The Mbete are a large cluster of peoples living today in southeastern Gabon and southwestern Congo.
The Mbete claiming a Kota origin live in the middle part of the Republic of Congo near the frontier of Gabon and in eastern Gabon. In view of the shifting location of the peoples living in this region, it is impossible to retrace the precise history of the Mbete culture.
Their population exceeds 250,000 people. (James S. Olson, 1996)
Included in the Mbete cluster are the:
Most of Mbete are farmers.
Certain ethnological and sociological aspects of their life are relatively well known, and we know that the secret societies were numerous and powerful. The Mbete do not have any centralized political organization; they practice ancestor worship.

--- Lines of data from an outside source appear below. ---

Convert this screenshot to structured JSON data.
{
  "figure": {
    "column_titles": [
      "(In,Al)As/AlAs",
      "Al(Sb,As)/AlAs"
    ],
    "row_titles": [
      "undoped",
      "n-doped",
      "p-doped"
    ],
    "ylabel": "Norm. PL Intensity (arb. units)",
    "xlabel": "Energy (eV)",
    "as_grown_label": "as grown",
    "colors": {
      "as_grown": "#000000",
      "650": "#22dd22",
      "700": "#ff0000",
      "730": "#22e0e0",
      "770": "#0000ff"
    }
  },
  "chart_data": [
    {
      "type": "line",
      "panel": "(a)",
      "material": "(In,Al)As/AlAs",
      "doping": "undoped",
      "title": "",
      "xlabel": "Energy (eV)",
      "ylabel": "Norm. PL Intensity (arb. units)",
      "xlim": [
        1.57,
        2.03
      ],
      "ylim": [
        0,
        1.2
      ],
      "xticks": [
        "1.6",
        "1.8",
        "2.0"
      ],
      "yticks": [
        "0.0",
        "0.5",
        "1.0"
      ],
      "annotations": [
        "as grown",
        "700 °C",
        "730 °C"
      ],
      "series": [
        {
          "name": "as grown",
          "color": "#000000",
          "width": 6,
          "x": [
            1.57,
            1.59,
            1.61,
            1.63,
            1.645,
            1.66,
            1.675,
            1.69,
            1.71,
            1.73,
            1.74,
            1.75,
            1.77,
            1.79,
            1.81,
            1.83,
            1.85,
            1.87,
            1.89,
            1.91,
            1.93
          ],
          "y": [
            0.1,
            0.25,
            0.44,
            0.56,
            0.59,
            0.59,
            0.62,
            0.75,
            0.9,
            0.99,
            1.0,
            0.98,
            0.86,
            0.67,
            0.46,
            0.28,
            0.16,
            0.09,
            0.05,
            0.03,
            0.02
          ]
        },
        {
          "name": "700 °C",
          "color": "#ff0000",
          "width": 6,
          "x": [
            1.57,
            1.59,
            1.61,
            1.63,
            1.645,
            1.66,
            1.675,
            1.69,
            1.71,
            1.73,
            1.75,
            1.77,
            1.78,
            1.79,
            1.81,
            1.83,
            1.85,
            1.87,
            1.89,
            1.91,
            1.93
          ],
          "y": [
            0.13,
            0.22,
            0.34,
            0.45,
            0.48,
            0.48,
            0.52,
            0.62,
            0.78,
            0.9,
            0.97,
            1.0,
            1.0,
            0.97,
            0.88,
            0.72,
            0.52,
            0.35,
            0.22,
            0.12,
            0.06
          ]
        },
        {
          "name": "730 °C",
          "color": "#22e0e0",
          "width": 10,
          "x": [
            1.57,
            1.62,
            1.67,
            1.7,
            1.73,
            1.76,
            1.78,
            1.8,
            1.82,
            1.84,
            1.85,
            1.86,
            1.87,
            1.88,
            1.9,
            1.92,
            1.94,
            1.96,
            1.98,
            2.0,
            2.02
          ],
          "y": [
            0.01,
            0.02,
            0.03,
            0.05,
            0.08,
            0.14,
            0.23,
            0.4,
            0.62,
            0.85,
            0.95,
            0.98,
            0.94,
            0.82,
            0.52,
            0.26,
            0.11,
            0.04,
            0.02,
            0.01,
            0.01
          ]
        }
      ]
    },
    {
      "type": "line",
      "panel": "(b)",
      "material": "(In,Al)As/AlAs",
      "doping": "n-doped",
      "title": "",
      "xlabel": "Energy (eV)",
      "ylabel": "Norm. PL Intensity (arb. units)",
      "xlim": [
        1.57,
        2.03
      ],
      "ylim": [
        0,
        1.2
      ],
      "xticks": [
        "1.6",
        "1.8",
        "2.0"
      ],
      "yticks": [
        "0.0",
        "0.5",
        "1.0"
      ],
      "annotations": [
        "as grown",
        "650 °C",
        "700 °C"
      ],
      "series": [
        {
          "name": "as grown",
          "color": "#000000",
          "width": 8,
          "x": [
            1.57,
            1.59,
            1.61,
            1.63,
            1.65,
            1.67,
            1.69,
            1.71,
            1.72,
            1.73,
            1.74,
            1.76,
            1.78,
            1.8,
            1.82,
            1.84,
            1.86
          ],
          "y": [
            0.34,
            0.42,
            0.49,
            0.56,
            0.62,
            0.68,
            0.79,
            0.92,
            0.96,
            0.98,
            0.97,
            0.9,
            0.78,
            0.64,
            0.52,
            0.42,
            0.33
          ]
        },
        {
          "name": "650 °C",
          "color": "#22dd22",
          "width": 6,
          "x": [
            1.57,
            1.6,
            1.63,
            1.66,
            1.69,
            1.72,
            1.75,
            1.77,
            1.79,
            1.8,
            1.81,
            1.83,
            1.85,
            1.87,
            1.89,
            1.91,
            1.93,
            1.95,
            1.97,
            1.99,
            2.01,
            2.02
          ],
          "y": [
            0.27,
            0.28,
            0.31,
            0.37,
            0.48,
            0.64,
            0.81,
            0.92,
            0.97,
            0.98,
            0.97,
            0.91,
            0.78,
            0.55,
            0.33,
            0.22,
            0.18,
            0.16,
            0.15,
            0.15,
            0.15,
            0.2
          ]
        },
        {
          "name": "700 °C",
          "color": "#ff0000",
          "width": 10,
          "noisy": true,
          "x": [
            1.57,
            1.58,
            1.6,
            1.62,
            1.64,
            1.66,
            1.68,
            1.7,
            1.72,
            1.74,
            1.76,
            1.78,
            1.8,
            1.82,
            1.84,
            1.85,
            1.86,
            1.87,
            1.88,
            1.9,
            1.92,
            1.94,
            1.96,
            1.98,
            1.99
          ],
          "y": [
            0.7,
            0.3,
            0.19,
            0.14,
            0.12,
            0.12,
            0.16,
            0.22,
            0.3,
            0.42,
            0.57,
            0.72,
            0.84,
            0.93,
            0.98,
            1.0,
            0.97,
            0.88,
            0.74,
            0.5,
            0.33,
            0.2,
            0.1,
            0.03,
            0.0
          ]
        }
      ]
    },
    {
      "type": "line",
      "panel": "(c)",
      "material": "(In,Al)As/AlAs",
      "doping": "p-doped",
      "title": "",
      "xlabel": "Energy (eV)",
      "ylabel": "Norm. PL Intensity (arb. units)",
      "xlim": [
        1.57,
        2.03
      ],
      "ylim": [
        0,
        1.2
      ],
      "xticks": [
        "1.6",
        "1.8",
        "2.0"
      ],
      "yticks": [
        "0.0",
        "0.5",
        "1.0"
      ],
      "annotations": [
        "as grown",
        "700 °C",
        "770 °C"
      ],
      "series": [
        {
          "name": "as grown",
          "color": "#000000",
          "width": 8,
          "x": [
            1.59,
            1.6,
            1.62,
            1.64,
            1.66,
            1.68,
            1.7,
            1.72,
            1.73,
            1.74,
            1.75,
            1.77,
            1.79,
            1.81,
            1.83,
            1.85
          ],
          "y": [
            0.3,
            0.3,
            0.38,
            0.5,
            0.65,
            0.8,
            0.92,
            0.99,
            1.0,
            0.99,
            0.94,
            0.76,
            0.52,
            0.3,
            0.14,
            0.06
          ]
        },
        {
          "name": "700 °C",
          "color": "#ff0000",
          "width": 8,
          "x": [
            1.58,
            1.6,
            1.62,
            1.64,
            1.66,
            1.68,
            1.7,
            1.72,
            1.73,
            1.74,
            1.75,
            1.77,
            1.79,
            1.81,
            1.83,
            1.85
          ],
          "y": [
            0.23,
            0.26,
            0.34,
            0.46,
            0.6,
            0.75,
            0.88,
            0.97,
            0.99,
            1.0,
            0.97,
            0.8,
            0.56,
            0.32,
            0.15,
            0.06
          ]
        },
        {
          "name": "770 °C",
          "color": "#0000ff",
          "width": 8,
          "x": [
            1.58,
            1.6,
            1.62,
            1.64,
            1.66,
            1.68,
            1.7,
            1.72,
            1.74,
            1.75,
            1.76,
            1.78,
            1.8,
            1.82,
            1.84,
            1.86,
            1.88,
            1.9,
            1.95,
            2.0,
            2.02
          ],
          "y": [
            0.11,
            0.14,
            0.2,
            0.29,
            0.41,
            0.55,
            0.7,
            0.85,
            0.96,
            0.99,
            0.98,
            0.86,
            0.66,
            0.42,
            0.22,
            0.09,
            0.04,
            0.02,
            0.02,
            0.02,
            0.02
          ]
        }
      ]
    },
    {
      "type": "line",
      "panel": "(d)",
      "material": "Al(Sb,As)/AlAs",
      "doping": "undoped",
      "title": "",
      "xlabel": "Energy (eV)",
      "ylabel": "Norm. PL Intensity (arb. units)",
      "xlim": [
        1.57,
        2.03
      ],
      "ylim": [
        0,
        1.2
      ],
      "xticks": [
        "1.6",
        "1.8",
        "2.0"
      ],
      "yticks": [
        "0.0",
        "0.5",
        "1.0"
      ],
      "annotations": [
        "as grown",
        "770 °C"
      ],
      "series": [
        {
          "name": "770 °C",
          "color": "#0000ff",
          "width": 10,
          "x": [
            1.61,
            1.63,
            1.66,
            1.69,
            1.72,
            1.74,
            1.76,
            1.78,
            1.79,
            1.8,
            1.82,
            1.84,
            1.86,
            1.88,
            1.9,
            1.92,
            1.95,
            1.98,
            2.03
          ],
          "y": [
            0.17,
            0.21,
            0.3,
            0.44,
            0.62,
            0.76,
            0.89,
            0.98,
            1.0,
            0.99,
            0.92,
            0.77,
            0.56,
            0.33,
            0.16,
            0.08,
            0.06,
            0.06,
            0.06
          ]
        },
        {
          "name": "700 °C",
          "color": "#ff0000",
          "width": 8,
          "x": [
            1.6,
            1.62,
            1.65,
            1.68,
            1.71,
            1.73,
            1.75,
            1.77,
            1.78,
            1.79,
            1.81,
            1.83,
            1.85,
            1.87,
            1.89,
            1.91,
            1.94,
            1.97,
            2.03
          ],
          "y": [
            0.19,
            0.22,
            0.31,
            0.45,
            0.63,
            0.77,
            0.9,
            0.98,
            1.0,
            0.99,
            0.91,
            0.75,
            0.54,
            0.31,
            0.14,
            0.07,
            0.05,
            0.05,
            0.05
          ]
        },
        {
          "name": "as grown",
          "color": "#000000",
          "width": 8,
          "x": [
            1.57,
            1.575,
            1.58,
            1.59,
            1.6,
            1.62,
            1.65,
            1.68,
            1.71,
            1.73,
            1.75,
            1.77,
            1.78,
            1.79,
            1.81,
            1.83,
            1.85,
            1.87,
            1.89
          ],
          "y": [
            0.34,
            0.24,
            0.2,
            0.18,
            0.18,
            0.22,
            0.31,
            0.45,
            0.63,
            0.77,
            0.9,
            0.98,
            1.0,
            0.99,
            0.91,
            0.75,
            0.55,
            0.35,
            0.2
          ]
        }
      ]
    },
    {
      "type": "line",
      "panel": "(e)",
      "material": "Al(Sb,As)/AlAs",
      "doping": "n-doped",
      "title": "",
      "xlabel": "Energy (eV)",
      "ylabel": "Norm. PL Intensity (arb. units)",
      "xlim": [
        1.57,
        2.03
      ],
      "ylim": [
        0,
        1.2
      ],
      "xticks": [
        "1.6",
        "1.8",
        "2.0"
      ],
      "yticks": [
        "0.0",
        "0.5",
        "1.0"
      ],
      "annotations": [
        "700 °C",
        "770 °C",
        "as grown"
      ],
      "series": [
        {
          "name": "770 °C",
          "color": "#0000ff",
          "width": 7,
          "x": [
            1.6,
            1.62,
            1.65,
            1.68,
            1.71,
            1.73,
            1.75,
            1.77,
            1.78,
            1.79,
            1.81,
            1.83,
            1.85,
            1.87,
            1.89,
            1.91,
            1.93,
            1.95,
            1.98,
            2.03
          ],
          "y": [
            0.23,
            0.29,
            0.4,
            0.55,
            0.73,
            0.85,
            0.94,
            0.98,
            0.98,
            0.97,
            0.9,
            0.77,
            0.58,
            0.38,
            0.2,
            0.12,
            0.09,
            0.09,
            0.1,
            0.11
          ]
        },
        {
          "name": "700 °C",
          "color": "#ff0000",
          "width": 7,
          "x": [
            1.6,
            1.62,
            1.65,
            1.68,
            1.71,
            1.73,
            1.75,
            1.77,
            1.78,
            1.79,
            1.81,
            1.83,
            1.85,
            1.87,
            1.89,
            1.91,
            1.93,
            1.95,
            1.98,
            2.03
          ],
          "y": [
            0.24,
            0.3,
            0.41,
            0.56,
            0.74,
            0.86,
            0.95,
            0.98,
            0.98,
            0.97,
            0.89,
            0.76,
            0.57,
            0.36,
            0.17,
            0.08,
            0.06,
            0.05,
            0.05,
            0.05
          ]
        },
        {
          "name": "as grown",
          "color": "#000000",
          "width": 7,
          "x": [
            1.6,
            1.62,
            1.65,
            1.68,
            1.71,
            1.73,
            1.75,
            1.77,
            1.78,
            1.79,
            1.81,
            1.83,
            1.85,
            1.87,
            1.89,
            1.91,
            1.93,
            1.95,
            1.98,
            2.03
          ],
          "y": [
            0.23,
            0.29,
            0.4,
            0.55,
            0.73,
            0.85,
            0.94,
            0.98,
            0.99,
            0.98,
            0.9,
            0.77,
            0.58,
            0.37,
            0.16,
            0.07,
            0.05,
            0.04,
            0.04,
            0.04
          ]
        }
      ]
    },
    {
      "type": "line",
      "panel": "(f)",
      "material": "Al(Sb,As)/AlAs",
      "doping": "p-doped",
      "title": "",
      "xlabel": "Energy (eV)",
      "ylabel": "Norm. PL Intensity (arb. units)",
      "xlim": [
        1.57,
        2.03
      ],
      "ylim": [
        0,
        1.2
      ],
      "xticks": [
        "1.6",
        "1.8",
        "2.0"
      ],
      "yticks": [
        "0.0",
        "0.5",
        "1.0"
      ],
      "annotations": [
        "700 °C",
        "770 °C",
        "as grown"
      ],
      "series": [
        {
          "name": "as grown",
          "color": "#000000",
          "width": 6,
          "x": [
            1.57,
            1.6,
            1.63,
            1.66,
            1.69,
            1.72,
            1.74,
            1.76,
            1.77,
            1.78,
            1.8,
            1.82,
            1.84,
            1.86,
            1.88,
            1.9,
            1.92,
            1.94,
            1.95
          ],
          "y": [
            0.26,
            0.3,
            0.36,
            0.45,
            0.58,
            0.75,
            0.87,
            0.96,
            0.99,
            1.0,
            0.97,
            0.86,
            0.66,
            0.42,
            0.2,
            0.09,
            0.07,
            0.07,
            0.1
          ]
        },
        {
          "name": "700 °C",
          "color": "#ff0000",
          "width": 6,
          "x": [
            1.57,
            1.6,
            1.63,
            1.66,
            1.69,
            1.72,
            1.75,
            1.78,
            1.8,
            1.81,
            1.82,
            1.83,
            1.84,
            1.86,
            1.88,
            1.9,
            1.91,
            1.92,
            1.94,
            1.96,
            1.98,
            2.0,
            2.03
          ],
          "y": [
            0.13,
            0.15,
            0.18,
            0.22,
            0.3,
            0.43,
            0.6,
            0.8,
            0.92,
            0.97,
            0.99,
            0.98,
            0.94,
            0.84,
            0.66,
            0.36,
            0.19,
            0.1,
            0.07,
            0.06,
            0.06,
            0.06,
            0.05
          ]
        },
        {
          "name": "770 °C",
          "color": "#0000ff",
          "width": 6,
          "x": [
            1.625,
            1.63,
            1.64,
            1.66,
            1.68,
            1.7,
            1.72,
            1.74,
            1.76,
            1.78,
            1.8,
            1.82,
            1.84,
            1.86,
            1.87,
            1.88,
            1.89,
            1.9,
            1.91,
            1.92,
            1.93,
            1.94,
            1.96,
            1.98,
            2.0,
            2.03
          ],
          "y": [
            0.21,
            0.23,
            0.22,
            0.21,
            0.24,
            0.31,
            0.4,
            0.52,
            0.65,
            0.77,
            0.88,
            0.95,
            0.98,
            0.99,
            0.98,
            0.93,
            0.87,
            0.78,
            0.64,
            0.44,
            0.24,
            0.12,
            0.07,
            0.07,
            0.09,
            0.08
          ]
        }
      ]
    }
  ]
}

They carved three types of sculpture: heads, busts and full figures. The latter are thought to have a connection with the ancestor’s cult – they were either used as reliquaries or placed alongside ancestor bones in a basket. The massive reliquary figures, statues and masks of the Mbete are cubist in structure, the stepped hair-dress having clearly-marked gradations, and the face frequently being painted white.
Heads and busts were probably positioned on poles and placed in front of the chief’s house. They may have had an apotropaic and emblematic purpose. Statues are provided with a dorsal, rectangular cavity, or the body itself may be in the shape of a reliquary chest. The relics could be set inside the statue. In this case the upper body of the statue is particularly elongated and the back hollowed out with a box-shaped cavity accessible through a small door held in place with a thread. It is thought that this would hold the long bones of hunters who had played an important role in tribal life. The arms are often fixed to the body and the hands and feet barely discernible.
Generally the head alone is sculpted in the round, the arms and lower extremities only roughly carved out. The faces of the Mbete statues show a prominent forehead overhanging a hollow receding face with a rectangular mouth and broadly carved features, so that the original tree-trunk form is still visible. The shoulders are thrown forward, the arms slightly bent. Frequently, the hairdo, composed of horizontal loops, is parted by a central crest.